The Guardians’ offense is atrocious. There’s no other way to say it.

The team is currently 28th in fWAR (0.4), 27th in wRC+ (82), 28th in ISO (.116), and 28th in wOBA (.289). Some of these rankings are a product of bad luck, which you can infer from the team ranking 28th with a .274 BABIP, 9th with a .253 xBA, and 20th with a .312 xwOBA.

Luck is pretty important for a team like the Guardians and their slap-hitting style. Luck is also not something you can coach, or plan for, or build a roster around. Power-hitting, and to a lesser extent just hitting the ball with authority, is also something that is really hard to coach into a player. FanGraphs’ Ben Clemens found as much in a detailed analysis, in which he concluded “exit velocity changers are rare: only 4% of hitters saw their 95th-percentile exit velocities change by at least one standard deviation from one year to the next.” While players see their average exit velocity fluctuate, those 95th-percentile numbers indicate how dangerous a player can be at his best.

Guardians hitters are clearly far from their best thus far in 2023, but relying on so many slap-hitting players rather than players with good top-end power is planning for at least decent luck. Last year the team was dead last in both barrel rate and hard-hit percentage, but was 13th in BABIP at .294. That 20-point swing in BABIP is turning out to be a really big deal.

Among all 30 teams, the Guardians rank 29th in hard hit percentage, at 26.3%, and 30th in barrel rate, at 4.9%. To break that down further, of the 4,327 pitches Guardians batters have seen this year, 34 have been barreled, which is 0.8%. The league-leading Rays have barreled 2.1% of the pitches they’ve seen, which is more than double what Cleveland has tallied. Putting that in even more context, in raw numbers the Guardians have 12 fewer barreled balls than the next AL Central team (Detroit, who has 46) and fewer than half as many as the Twins, who have the most in the AL Central and ninth-most among MLB teams (69).

Not everyone on the roster can be a power hitter, but even light-hitting guys can and do barrel the baseball from time to time. Lane Thomas has the lowest average exit velocity (84.4 mph) of any player with at least 100 PA this year, he also has more barrels (2) than Andrés Giménez (1), Steven Kwan, or Myles Straw (0). These are the extreme soft-hitting outliers for the Guardians, and some combination of acceptance of their skills and patience, while they correct is certainly the correct course. The same is true at the other end of the spectrum, where patience is certainly wise while Josh Naylor narrows the gap between his average and xBA (.213 vs. .290).

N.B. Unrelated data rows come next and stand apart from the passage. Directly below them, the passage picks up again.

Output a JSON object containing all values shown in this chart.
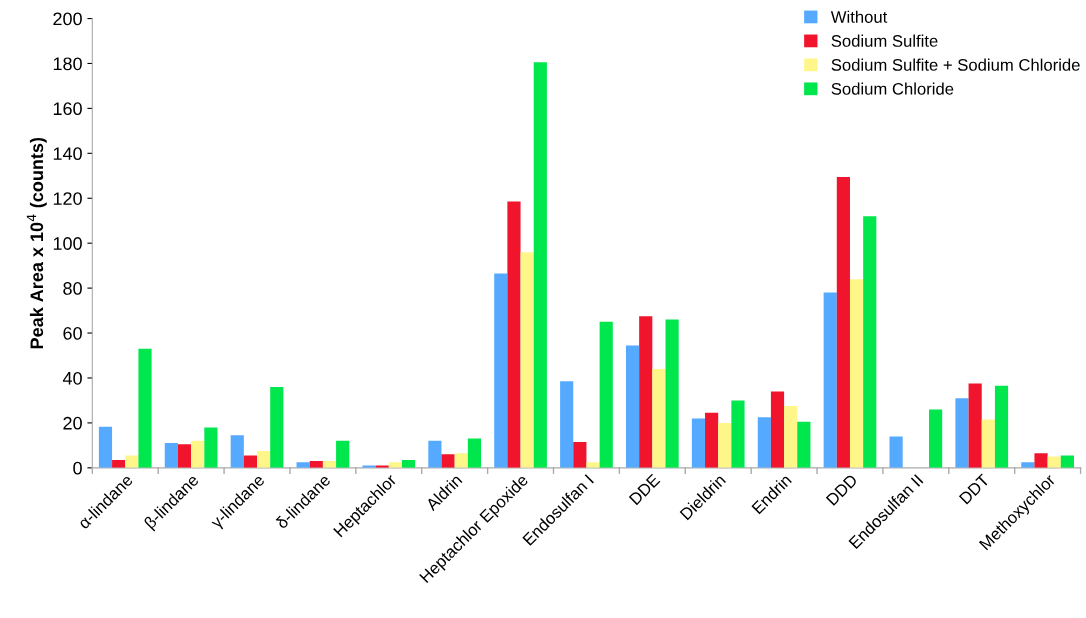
{
  "chart_data": {
    "type": "bar",
    "ylabel": "Peak Area x 10$^{4}$ (counts)",
    "categories": [
      "α-lindane",
      "β-lindane",
      "γ-lindane",
      "δ-lindane",
      "Heptachlor",
      "Aldrin",
      "Heptachlor Epoxide",
      "Endosulfan I",
      "DDE",
      "Dieldrin",
      "Endrin",
      "DDD",
      "Endosulfan II",
      "DDT",
      "Methoxychlor"
    ],
    "series": [
      {
        "name": "Without",
        "color": "#55aaff",
        "values": [
          18.3,
          11,
          14.5,
          2.5,
          1,
          12,
          86.5,
          38.5,
          54.5,
          22,
          22.5,
          78,
          14,
          31,
          2.5
        ]
      },
      {
        "name": "Sodium Sulfite",
        "color": "#f0142d",
        "values": [
          3.5,
          10.5,
          5.5,
          3,
          1,
          6,
          118.5,
          11.5,
          67.5,
          24.5,
          34,
          129.5,
          0,
          37.5,
          6.5
        ]
      },
      {
        "name": "Sodium Sulfite + Sodium Chloride",
        "color": "#fff68a",
        "values": [
          5.5,
          12,
          7.5,
          3,
          2.5,
          6.5,
          96,
          2.5,
          44,
          20,
          27.5,
          84,
          0,
          21.5,
          5
        ]
      },
      {
        "name": "Sodium Chloride",
        "color": "#00e64d",
        "values": [
          53,
          18,
          36,
          12,
          3.5,
          13,
          180.5,
          65,
          66,
          30,
          20.5,
          112,
          26,
          36.5,
          5.5
        ]
      }
    ],
    "ylim": [
      0,
      200
    ],
    "yticks": [
      0,
      20,
      40,
      60,
      80,
      100,
      120,
      140,
      160,
      180,
      200
    ],
    "grid": false,
    "legend": "top right"
  }
}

But if luck is not on the Guardians' side like it was last year and the hard hits aren’t falling or maybe not coming at all, how long is patience the right course for someone like Straw or Oscar Gonzalez? Many people point to Memorial Day as the right time to determine whether a team is a contender or not, but if Cleveland continues on this offensive path until then it seems unlikely they’ll be able to make up the ground necessary to compete even in the weak AL Central.

The Guardians have a good front office, a smart manager in Terry Francona, and a lot of young and impressive players in the system. Though we’ve been clamoring for years now to see the team consolidate some of that talent to improve the roster, it really seems like put or shut up time now. The window might have peeked open last year, but without some help, it’s going to shut again before the next wave can make a run at contention in 2024 or ‘25.